Richard Egarr - One Byrde in Hande - Fanfare
While Bertrand Cuiller’s disc of Byrd’s keyboard music last year (Alpha 319; Fanfare 40:5) focused for the most part on the lighter dances, Richard Egarr’s new album of 16 pieces concentrates on more complex material, especially the fantasias, and grounds—of which The Bells is the best known, and for good reason. Given its focus, the album, entitled One Byrde in Hande, might just as well have been called Byrd’s Fancy, for his extraordinary invention takes center stage in most of these works.
It requires a first-rate technician, a scholar of style and musical analysis, and a showman capable of conveying the composer’s mercurially shifting expressive content. All this Egarr possesses in spades; and while the wild exuberance of Ut, re, mi, fa, sol, la, MB64 might call to his preference for the theatrical, he misses none of the delicacy and detail in the Lachrymae Pavan, MB54. He subsumes the span of Byrd’s lengthiest Fantasia, MB 62, with ease; while his performance of the Pavan and Gailiard, MB16, is noteworthy for its ability to convey a sense of spontaneity via phrasing, yet fully grounded (mea culpa) within the dance rhythms Byrd employed.

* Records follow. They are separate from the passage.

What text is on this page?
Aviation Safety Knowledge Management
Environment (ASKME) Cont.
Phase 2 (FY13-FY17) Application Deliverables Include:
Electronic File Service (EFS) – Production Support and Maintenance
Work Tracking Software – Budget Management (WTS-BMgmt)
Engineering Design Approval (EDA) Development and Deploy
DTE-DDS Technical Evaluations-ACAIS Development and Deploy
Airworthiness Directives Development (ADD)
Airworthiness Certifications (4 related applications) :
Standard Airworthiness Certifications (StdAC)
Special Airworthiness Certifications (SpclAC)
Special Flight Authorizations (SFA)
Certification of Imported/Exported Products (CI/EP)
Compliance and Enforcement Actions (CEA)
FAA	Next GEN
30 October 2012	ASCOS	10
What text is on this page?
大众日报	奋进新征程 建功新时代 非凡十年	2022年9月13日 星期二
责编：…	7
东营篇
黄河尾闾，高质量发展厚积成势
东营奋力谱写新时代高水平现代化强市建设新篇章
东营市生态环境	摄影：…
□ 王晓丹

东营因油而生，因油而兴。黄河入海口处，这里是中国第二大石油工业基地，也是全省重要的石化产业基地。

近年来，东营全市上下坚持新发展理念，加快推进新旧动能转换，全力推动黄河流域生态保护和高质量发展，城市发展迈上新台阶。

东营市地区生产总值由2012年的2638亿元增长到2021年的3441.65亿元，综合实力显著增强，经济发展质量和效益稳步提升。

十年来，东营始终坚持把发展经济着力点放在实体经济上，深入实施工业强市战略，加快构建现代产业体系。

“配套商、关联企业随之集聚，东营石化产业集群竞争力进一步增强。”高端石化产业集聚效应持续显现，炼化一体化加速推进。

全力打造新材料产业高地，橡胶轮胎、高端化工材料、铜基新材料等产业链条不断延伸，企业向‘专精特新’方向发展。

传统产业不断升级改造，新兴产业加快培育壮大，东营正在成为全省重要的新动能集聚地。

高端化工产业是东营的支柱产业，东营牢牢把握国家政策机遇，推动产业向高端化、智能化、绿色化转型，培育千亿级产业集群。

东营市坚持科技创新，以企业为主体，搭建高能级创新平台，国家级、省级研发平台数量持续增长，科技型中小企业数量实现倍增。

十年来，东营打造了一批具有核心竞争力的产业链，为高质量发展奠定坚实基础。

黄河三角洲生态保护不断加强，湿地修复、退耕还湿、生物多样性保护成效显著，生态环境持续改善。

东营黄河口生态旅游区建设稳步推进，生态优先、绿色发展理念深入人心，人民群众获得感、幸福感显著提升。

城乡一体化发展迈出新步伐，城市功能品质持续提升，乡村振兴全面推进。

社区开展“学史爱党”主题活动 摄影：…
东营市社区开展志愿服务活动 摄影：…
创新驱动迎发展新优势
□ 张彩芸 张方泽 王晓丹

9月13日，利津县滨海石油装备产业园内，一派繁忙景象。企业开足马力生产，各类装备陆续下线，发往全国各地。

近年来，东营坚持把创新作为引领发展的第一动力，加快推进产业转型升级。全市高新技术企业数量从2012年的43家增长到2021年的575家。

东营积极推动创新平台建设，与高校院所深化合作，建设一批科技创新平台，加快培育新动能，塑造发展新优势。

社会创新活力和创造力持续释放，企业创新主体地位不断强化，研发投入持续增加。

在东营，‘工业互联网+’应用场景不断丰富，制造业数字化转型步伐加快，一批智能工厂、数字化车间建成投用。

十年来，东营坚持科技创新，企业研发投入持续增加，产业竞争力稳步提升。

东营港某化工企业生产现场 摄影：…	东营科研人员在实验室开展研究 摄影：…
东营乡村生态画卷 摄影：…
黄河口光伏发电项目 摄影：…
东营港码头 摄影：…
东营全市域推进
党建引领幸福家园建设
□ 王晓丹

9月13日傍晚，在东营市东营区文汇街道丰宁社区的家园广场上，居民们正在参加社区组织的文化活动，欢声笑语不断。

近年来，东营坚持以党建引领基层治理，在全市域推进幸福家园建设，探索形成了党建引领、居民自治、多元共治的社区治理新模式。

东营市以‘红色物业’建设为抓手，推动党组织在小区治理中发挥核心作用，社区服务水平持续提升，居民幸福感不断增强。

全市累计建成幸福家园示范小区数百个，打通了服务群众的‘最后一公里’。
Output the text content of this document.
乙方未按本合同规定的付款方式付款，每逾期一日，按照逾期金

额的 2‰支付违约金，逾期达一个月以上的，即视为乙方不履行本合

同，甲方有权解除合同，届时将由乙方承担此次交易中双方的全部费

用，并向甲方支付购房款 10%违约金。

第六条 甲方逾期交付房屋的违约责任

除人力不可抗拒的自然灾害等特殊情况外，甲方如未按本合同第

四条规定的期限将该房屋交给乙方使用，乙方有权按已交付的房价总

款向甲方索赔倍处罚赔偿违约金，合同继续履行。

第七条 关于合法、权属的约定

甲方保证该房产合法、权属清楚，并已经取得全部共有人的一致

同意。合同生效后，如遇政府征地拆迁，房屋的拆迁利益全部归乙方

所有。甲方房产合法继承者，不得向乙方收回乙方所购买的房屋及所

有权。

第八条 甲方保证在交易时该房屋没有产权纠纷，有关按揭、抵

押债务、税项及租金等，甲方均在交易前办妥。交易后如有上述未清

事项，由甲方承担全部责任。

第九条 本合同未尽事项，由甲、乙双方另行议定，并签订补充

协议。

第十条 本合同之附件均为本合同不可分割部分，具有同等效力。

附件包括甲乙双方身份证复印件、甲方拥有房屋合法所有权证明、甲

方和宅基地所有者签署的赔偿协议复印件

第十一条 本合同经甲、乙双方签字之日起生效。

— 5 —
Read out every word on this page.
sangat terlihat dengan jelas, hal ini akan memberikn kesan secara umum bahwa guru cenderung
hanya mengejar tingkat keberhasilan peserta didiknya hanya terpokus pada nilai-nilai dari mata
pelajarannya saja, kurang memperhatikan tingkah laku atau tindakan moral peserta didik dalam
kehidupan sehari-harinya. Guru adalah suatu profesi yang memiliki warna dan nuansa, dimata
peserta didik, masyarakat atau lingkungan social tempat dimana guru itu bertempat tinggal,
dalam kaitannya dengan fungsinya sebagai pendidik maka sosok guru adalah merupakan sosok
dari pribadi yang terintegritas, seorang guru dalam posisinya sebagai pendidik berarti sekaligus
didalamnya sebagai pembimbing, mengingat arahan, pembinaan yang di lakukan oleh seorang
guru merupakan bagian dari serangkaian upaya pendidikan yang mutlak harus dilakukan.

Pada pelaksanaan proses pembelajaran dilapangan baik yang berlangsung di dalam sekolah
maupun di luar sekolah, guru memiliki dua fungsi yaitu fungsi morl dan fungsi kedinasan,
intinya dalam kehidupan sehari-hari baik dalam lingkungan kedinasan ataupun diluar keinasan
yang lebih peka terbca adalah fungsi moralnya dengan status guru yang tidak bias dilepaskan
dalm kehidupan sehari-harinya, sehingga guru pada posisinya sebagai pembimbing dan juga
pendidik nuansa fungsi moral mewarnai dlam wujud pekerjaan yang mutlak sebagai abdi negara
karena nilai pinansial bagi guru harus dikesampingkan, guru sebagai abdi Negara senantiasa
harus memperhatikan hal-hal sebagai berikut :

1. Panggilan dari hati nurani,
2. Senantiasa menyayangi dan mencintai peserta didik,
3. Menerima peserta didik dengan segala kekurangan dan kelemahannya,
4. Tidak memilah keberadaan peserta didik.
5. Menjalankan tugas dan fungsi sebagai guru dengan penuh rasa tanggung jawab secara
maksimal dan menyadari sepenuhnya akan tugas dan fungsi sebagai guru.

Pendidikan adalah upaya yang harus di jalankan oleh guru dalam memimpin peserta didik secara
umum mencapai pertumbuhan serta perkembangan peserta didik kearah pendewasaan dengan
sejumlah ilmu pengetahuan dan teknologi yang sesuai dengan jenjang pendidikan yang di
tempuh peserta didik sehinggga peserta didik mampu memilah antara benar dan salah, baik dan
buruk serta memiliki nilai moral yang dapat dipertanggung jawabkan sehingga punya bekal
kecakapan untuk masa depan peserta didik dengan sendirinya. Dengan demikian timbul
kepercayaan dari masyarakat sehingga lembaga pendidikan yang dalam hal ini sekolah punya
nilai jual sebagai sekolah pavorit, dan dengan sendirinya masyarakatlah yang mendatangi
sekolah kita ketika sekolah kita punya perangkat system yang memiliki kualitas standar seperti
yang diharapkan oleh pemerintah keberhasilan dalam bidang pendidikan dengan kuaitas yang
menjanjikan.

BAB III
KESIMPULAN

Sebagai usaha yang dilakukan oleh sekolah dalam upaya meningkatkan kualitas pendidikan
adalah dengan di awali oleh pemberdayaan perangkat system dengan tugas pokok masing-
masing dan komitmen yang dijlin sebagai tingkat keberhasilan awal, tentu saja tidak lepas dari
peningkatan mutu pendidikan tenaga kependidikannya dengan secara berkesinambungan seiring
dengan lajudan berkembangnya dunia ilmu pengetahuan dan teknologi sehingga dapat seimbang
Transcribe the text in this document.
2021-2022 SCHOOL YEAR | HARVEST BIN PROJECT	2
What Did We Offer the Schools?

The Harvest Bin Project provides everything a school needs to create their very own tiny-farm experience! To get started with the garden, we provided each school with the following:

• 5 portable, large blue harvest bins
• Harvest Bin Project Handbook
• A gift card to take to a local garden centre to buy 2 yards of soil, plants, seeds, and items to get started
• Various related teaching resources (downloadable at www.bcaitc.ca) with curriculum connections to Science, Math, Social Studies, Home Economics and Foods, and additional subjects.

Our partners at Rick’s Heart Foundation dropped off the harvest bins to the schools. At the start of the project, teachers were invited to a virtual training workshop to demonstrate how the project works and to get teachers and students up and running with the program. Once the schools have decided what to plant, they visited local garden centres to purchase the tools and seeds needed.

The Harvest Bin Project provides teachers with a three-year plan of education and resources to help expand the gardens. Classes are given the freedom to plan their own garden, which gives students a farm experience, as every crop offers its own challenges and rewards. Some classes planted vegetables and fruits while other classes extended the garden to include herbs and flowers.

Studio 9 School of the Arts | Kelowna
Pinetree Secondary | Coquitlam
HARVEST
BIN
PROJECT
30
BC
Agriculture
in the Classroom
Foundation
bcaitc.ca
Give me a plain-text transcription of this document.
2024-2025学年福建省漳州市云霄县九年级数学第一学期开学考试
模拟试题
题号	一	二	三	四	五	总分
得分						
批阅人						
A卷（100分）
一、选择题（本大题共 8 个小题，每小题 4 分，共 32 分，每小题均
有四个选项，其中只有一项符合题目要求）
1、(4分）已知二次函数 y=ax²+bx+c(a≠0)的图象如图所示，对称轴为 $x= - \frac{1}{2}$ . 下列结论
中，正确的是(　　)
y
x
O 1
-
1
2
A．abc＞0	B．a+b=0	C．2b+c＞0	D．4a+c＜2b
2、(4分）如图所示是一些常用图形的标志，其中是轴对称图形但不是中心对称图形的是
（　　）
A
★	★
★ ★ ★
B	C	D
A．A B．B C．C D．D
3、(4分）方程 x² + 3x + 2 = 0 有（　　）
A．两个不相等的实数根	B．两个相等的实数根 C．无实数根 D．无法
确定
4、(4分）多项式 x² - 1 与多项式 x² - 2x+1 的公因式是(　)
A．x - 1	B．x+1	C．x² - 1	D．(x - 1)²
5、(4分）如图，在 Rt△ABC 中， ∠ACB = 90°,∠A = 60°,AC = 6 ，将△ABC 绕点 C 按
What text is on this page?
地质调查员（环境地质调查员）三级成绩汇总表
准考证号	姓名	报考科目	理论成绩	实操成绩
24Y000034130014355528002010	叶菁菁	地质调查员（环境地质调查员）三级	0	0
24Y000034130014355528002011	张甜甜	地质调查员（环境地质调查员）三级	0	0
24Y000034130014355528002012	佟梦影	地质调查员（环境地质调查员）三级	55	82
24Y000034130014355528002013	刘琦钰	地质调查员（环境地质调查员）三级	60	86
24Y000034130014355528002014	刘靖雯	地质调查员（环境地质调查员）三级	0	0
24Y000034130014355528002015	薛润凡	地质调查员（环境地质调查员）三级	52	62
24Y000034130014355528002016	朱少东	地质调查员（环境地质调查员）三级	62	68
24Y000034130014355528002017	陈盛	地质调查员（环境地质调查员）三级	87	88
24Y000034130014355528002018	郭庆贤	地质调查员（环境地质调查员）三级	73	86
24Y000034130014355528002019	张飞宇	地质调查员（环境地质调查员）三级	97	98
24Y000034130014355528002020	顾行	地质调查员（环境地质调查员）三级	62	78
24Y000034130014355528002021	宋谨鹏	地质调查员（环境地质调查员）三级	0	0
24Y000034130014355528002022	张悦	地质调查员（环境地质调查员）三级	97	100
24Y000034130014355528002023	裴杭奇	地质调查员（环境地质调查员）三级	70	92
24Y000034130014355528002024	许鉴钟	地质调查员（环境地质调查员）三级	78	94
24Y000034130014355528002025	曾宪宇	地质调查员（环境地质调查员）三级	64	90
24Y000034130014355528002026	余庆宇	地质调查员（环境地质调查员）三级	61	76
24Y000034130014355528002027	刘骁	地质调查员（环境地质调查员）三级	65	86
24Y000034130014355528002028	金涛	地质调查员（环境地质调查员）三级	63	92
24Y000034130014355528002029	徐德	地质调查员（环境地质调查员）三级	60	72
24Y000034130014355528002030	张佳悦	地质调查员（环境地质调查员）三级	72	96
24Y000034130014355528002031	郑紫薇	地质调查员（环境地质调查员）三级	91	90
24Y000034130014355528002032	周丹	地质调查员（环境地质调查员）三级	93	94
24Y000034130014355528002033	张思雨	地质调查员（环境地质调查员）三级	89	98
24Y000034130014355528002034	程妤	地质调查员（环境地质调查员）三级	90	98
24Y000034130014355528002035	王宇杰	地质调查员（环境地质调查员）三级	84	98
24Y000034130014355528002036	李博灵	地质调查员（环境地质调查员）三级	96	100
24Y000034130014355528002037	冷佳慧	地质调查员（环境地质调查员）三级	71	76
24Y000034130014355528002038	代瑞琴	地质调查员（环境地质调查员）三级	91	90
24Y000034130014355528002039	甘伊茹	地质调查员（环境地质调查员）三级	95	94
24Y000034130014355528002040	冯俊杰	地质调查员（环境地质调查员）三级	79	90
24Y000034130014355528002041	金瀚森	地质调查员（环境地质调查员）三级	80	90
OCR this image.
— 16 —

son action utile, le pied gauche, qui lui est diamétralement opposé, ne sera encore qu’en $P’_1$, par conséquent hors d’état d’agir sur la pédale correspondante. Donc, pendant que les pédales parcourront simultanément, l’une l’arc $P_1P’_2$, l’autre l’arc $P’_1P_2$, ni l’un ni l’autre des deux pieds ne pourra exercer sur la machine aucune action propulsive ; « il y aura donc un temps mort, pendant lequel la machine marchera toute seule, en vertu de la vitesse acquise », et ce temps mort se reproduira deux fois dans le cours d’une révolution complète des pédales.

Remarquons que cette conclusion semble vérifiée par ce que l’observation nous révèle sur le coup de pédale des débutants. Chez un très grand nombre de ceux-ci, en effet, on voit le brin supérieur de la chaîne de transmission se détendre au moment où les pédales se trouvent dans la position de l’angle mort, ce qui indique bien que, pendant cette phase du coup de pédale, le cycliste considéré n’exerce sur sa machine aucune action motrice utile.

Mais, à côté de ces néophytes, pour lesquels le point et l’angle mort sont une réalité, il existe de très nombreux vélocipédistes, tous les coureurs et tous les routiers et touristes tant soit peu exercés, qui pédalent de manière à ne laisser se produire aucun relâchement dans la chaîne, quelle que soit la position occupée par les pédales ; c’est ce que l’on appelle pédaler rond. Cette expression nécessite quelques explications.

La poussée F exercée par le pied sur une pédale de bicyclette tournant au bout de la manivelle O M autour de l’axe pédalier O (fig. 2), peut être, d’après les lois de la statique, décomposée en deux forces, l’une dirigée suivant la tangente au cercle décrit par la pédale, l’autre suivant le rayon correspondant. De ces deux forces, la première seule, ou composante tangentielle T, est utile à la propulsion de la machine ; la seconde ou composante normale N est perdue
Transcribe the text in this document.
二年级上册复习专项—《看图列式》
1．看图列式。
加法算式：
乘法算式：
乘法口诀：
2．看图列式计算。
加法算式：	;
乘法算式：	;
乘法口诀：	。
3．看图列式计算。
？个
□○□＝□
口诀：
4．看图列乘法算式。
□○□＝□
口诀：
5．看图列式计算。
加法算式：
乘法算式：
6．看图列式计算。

(As a side note, Egarr in his liner notes refers to MB16 being “unlikely of [Byrd’s] authorship” due to a lack of a reliable direct source. Yet surely a lack of a direct period source only means the authorship is not unquestioned, rather than unlikely? MB16 certainly sounds like Byrd, but whoever wrote it lived up his standards.)
My only concern is in the use of a single, unidentified instrument for the entire disc. Davitt Moroney, in his extensive undertaking to record all of Byrd’s keyboard music employed six different instruments. And while it could be said in defense of Egarr’s choice that there’s a great difference between listening to an hour’s worth of harpsichord music and listening to over eight hours, I think some of his selections might have benefited from a change of tonal character. MB16, for example, is performed by Moroney on a muselar virginal, to excellent effect.
That aside, I have no criticisms to offer. Egarr follows Byrd’s musical thought with both precision and passion. The engineering is a perfect match for his efforts, close but without instrumental noise. While Moroney’s set remains indispensable, for a single disc introduction of Byrd’s keyboard music this cannot be beat.